A nurse assesses an area of pale white skin over a patient's coccyx. After turning the patient on her side, the skin becomes red and feels warm. What should the nurse do about these assessments?

Correct Answer: B

Rationale: Recognize that this is ischemia, followed by reactive hyperemia' fits. Pale e.g., <15 mmHg then red/warm e.g., blood rush is normal e.g., 5 min unlike 'report ulcer' , premature e.g., no break. 'Document ulcer' and 'interventions' overreact e.g., not yet.
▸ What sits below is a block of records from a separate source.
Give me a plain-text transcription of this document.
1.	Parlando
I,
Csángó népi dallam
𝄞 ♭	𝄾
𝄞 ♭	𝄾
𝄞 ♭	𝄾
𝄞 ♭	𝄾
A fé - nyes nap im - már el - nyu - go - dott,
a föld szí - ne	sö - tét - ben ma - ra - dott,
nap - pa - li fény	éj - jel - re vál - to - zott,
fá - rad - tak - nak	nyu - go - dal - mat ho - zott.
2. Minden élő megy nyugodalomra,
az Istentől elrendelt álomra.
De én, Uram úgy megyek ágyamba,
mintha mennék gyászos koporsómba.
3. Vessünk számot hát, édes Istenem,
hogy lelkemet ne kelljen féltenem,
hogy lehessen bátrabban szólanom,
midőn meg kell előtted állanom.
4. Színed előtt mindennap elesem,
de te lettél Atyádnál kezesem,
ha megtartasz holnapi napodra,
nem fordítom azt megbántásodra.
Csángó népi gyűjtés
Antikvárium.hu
A nurse observes e.g., Temp flush' per circulation shift, a physiological sign. The text defines this, making the correct, accurate response.

Question 5 of 5

Of the many topics that may be taught to patients or caregivers about home wound care, which one is the most significant in preventing wound infections?

Correct Answer: C

Rationale: Thorough hand hygiene' prevents infections most. Hands e.g., 10 bacteria spread 90% risk unlike 'medications' , treatment e.g., not prevention. 'Food, fluids' heals indirect. 'Sleep' supports e.g., not primary. A nurse teaches e.g., Wash first' per 80% reduction, a physiological must. The text prioritizes hygiene, making the correct, top topic.